Hubo un tiempo en el que el estilo neoclásico era el último grito en arquitectura. Pero ya a finales del siglo pasado, la cosa se había quedado un poco anticuada. Eso es lo que pensó François Mitterand hace 30 años.

Contrató a Leoh Ming Pei para que modernizase el museo del Louvre y el arquitecto chino ideó la famosa pirámide por la que hoy todos identificamos a la pinacoteca.

En 1980 el proyectó desencadenó una oleada de críticas: un edificio tan cargado de historia iba a ser ultrajado por las garras de la modernidad. Sin embargo, una vez finalizada su construcción, todos acabaron alabando la remodelación.

Tanto es así que el otro gran museo de Europa también quiso subirse al carro de la vanguardia. El British Museum se construyó en 1852, y como el Louvre, fue creciendo a medida que su colección, alimentada por el colonialismo, fue haciéndose más grande.

Un año después de que se presentase la pirámide de Pei, se le encargó a Norman Foster el cubrimiento del gran atrio. El arquitecto resolvió esta demanda con una cúpula de vidrio y acero, hoy convertida en insignia del museo.

Aquí en España también nos animamos a modificar otro edificio neoclásico, pero en este caso la arquitectura quiso adaptarse al contenido de su colección.
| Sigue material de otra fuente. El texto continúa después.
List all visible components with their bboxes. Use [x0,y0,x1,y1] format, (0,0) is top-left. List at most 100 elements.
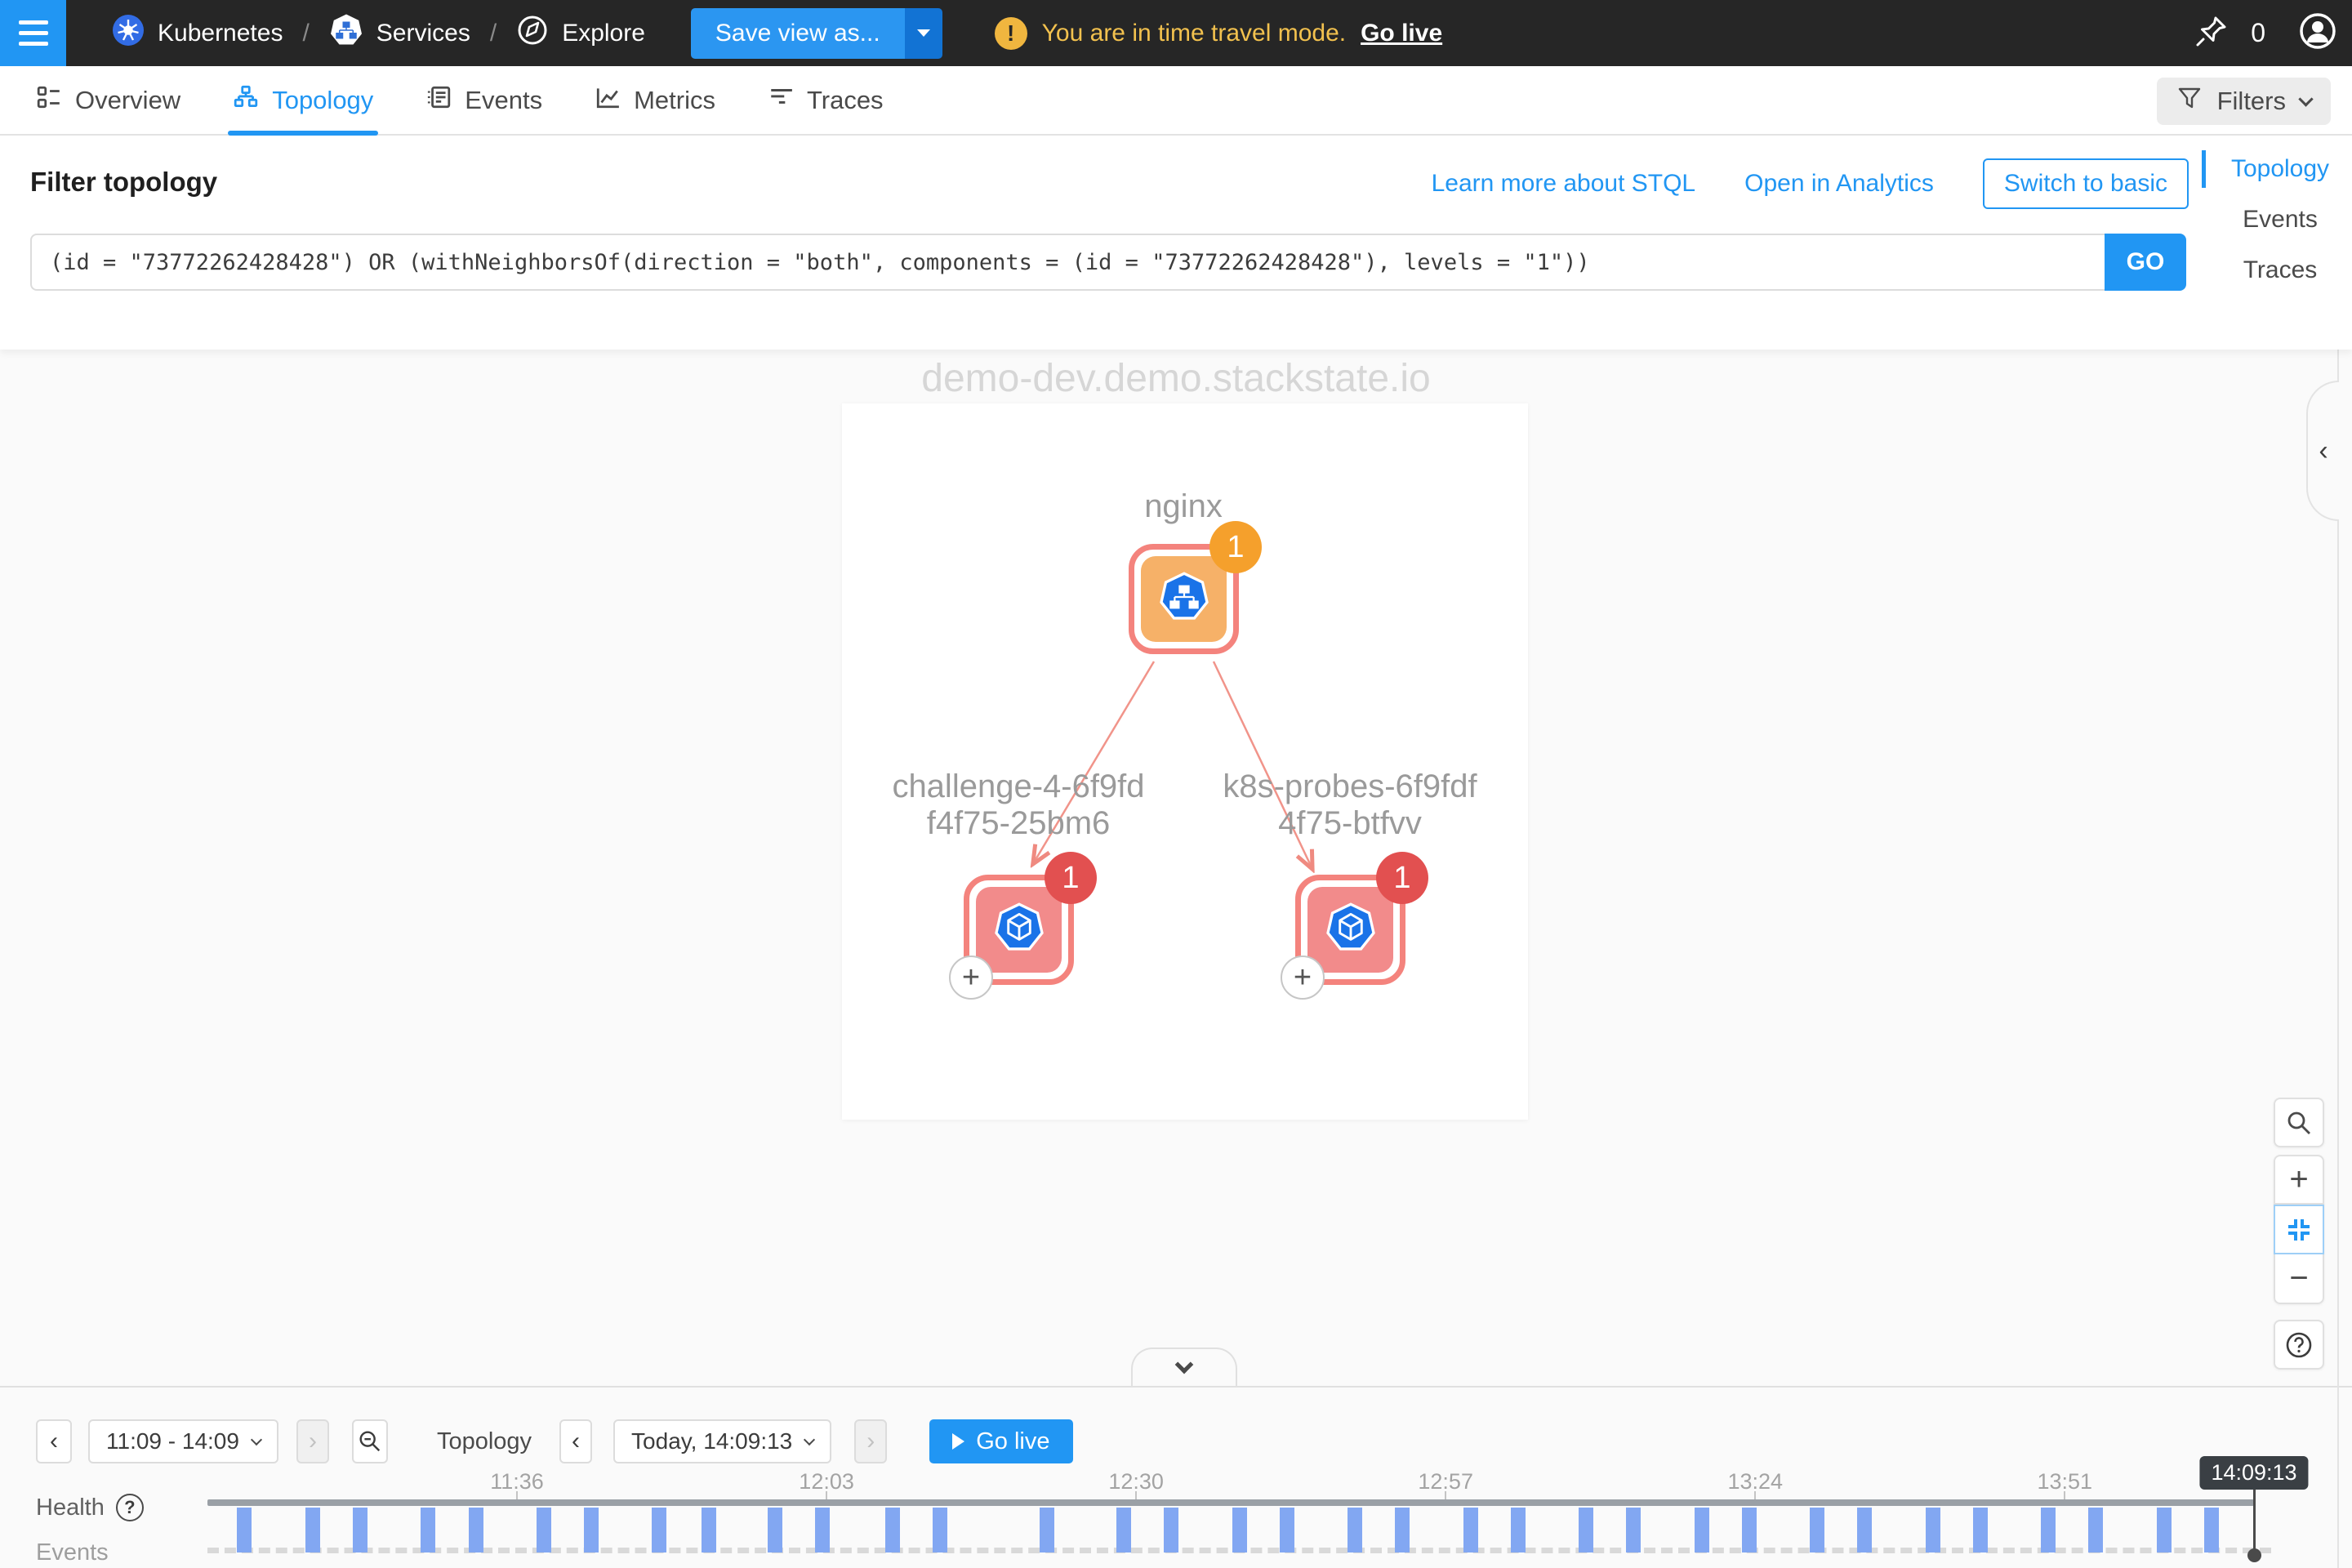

En 1990, se abre el Reina Sofía, el primer museo de arte contemporáneo de nuestro país. En los 80 el edificio se adaptó a las futuras necesidades museísticas, pero fue en el 2005 cuando llegó el verdadero proyecto innovador.

Jean Nouvel amplió el museo en un 60%, con 92 millones de euros invertidos en su transformación. También creó una plaza, modificando no solo el edificio, si no el espacio público en torno a él.

Pero si hablamos de mezclas extravagantes entre lo antiguo y lo nuevo, el museo real de Ontario se lleva el oro. Un multimillonario aportó 30 millones de euros para una ampliación. No pidió mucho a cambio, solo que ese ala llevase su nombre.

Y es que ya lo decía Darwin, aquí la máxima es adaptarse o morir.